Adrian Lester: ‘I’ll never leave the stage’
As he prepares to return to live theatre – in his wife’s acclaimed play about male friendship – the actor reflects on a tumultuous 18 months, and on why he needs an audience
In the short and possibly quite nerve-racking break between an afternoon rehearsal and an evening preview, Adrian Lester is trying both to eat a sandwich and to find the right words to describe to me (via Zoom) what he and his co-star have been doing to their already much acclaimed production of Lolita Chakrabarti’s play Hymn ahead of its long-delayed opening at the Almeida theatre in Islington. “I suppose you could say that we’ve had to ‘un-camera’ it for the stage,” he tells me, wiping what might be mayonnaise from the corner of his mouth. “But of course what we’ve really done is to go back to the original idea of it, because the play was written, and rehearsed, for a live audience. It was only when the first lockdown began and Rupert [Goold, the Almeida’s artistic director] said that we were going to carry on with the production, no matter what, that we made the decision to film and live stream it.”
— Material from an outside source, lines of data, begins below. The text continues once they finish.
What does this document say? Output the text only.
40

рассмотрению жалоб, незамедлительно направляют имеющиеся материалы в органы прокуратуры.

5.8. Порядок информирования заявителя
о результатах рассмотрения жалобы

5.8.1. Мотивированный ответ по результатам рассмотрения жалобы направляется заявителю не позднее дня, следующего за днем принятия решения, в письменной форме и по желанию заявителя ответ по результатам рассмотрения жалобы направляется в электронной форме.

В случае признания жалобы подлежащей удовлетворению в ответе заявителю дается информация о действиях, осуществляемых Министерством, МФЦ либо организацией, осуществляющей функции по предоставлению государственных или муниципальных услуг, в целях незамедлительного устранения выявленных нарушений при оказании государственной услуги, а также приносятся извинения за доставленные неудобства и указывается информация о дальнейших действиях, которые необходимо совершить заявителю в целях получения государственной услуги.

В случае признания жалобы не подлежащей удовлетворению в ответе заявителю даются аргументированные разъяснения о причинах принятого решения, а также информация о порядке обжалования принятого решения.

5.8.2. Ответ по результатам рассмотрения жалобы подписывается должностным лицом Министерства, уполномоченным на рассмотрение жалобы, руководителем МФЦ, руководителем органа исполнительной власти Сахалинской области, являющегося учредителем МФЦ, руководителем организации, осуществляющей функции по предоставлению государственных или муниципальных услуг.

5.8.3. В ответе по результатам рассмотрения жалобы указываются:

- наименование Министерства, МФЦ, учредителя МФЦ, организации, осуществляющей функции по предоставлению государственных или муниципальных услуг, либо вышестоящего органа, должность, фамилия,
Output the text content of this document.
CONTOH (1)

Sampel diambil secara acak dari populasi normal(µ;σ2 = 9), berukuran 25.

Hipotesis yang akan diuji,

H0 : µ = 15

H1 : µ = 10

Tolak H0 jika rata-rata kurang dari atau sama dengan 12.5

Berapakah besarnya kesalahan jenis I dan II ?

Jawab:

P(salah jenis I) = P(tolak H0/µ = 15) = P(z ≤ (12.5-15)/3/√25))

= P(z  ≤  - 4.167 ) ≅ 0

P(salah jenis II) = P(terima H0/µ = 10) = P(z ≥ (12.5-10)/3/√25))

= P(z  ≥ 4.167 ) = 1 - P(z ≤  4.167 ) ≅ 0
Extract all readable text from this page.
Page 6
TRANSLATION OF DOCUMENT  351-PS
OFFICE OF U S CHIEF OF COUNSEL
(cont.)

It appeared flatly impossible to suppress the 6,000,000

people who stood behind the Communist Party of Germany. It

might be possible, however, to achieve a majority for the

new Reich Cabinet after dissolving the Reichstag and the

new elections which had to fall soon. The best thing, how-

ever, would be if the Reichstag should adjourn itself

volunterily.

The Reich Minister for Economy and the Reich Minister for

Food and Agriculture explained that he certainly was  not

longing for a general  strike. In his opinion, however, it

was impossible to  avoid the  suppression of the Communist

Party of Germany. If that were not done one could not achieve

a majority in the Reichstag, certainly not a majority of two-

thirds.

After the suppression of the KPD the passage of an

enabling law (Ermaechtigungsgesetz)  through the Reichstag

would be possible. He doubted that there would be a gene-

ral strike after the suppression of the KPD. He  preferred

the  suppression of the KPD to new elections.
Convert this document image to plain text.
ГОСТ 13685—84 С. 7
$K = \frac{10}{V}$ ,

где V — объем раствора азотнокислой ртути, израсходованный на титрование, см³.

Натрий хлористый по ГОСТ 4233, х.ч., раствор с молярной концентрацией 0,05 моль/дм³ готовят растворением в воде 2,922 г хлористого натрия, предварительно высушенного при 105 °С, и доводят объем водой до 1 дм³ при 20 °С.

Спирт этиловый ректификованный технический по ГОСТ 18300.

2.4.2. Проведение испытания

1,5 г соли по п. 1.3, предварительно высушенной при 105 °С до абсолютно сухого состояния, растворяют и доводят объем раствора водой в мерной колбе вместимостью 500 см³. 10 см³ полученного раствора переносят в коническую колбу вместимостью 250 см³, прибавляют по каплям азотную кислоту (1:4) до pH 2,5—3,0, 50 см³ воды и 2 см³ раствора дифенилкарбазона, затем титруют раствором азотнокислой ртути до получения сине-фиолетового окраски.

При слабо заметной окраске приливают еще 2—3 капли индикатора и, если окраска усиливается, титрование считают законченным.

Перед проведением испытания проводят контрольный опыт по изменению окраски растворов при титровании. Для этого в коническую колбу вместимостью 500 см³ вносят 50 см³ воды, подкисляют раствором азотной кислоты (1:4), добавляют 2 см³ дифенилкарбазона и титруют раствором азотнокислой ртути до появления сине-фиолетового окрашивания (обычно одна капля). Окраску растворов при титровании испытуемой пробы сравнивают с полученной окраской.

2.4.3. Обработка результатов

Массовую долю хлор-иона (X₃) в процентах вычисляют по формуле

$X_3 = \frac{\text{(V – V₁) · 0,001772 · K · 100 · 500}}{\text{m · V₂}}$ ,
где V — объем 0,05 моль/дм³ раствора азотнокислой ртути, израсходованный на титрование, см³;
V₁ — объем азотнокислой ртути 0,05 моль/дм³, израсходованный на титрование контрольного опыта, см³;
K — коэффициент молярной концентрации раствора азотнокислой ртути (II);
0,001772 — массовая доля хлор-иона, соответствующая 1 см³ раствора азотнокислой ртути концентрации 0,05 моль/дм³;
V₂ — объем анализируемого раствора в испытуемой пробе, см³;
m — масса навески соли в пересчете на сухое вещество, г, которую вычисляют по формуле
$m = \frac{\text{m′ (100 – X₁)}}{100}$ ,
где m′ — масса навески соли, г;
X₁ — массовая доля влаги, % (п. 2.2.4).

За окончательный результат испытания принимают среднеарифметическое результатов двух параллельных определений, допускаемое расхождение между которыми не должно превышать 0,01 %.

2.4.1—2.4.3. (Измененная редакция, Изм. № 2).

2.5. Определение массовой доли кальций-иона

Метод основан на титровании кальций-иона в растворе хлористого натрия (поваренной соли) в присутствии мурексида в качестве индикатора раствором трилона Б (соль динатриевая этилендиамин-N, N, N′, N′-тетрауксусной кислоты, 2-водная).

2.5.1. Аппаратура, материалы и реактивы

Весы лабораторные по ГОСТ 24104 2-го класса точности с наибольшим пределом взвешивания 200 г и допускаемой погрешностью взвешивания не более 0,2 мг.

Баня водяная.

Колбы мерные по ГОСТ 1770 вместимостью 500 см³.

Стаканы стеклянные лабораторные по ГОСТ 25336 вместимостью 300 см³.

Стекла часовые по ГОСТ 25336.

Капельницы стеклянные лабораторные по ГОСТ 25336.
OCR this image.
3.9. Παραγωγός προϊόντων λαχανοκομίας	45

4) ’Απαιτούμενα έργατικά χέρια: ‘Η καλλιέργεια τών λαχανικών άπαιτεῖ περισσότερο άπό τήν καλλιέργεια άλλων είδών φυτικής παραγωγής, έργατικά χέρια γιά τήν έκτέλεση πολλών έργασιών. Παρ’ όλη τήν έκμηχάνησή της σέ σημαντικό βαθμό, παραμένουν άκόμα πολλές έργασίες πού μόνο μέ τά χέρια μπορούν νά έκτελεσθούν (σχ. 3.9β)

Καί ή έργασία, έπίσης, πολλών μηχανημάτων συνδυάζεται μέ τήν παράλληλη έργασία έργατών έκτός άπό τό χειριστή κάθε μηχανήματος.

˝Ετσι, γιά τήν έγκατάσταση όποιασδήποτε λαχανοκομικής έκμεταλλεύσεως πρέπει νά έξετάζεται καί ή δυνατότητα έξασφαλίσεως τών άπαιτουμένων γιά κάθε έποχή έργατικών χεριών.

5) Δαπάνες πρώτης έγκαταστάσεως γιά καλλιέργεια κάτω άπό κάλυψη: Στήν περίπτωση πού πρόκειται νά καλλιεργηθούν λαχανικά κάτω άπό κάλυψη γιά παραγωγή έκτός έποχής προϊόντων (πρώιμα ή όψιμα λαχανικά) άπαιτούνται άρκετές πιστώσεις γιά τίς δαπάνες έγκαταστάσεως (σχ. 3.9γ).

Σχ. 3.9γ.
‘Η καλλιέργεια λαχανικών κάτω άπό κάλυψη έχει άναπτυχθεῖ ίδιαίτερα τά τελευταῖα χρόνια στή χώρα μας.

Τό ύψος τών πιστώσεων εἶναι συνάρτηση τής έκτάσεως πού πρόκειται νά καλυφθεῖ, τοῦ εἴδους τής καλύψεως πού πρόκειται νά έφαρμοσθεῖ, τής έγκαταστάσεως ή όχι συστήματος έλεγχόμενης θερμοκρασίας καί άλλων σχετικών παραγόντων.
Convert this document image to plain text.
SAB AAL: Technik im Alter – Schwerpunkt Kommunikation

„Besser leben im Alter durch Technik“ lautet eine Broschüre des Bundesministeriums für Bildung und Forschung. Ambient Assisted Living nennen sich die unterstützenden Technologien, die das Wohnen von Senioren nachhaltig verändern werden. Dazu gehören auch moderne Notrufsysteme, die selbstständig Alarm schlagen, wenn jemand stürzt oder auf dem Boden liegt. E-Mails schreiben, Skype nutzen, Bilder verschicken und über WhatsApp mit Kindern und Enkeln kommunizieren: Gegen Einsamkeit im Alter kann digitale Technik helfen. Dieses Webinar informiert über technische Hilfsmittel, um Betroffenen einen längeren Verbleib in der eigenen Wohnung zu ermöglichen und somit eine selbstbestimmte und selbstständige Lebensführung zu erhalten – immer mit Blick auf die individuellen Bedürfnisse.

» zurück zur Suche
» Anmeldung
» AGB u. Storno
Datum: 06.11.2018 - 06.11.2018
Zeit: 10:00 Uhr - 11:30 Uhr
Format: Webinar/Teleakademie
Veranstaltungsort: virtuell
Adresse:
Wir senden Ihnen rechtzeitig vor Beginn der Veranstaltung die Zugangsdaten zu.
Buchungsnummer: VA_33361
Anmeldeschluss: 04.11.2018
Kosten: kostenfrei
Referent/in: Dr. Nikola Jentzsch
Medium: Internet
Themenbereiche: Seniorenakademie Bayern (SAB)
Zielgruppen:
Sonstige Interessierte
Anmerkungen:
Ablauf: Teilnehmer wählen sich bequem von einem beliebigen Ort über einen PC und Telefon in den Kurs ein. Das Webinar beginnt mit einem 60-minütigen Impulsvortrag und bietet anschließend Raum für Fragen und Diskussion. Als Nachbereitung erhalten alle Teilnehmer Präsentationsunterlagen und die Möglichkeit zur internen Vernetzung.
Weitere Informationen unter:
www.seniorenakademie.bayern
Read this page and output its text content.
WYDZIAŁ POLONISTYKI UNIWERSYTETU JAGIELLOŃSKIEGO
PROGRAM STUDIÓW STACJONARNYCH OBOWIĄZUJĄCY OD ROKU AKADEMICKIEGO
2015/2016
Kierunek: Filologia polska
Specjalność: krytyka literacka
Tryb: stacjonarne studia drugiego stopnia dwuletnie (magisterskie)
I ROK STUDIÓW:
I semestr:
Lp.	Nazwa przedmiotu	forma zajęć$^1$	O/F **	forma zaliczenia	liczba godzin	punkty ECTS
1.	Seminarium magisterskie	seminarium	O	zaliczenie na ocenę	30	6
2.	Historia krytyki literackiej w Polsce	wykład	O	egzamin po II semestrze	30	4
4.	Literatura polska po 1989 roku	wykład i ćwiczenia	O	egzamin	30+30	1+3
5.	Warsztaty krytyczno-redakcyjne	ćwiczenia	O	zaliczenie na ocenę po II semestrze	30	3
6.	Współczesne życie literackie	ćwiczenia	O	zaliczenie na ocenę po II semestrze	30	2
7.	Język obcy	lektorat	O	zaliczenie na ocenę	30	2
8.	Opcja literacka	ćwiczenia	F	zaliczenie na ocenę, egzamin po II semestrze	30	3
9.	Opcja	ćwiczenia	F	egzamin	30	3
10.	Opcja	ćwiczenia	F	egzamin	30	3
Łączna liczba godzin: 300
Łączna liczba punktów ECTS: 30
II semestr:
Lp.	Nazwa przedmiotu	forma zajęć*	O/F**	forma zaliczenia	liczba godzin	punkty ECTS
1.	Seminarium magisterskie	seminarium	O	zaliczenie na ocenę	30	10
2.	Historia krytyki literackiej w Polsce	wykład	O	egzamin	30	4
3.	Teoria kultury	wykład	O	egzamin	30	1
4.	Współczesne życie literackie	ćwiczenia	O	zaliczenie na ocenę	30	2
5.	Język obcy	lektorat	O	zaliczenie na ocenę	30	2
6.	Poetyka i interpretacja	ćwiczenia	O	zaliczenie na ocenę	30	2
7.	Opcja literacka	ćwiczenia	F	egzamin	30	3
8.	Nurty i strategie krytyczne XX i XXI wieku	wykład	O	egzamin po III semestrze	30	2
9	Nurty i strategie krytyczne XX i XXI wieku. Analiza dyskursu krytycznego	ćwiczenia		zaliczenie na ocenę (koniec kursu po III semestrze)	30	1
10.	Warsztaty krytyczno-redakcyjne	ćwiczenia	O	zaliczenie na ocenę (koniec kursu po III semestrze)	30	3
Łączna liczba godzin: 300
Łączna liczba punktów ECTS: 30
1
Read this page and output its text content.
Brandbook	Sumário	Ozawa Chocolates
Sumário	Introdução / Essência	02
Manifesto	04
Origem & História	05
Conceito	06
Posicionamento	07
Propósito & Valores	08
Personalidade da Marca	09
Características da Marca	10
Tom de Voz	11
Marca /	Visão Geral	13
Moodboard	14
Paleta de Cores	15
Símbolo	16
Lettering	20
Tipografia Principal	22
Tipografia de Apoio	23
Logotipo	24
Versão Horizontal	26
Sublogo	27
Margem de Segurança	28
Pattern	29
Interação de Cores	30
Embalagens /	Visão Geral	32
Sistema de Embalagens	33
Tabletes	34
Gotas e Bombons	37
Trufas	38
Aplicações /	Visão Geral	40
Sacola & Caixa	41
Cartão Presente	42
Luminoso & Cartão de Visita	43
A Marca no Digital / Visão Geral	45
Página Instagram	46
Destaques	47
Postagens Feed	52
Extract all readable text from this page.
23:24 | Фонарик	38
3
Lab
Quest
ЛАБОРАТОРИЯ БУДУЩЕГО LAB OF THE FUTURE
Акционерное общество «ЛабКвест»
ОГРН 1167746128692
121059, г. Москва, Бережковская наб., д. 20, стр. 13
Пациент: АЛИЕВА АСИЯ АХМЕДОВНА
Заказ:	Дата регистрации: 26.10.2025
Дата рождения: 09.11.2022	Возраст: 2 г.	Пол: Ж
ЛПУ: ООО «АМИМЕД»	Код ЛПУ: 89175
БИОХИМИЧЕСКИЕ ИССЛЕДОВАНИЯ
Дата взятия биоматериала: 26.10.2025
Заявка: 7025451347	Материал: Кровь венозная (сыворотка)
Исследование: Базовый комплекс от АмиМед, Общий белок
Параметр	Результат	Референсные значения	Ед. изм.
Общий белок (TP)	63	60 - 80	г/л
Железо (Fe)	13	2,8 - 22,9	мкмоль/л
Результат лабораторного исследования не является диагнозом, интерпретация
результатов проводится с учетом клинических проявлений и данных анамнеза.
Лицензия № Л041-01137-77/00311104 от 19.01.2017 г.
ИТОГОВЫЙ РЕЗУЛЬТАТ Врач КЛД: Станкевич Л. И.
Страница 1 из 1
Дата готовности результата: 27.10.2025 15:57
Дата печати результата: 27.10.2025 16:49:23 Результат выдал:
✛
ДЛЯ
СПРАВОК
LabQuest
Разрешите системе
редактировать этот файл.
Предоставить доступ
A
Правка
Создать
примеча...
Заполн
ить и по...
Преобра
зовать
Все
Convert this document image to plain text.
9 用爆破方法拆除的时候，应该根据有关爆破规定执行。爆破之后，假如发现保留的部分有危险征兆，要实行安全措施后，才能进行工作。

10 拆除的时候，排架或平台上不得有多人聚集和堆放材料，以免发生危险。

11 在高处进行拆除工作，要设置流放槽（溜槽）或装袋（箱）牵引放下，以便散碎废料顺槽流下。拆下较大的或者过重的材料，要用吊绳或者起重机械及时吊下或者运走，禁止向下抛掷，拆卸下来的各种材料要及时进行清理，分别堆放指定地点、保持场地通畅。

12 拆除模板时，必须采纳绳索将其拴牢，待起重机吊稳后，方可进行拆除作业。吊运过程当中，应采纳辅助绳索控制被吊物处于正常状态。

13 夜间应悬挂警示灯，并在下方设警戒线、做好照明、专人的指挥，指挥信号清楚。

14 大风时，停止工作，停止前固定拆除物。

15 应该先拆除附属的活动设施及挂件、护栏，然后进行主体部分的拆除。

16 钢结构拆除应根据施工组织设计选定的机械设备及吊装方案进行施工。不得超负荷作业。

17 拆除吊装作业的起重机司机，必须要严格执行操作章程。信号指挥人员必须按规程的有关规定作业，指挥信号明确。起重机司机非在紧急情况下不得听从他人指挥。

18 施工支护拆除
If you were one of those who saw Hymn on screen last February, you may perhaps be wondering why any changes at all are required, even allowing for the fact that the rules are different now; the strict social distancing of Lester and his co-star, Danny Sapani, mirrored so powerfully the emotional distance between their characters. But perhaps this isn’t important. In the end, what really matters – to Lester and Sapani, at least – is that this time around they will be able to see and hear their audience. “It was very strange last year,” he says. “Doing things we thought would be funny or touching with no physical audience.” However much damage the pandemic has inflicted on the theatre, he can’t help but think that it has also given us a renewed grasp of the role art plays in our lives. “After last night’s preview, people said how moving it was to be alongside strangers after so much time apart, reacting to the same things at the same moment. We’re pack animals. We’ve missed the collective experience. We need to be together.”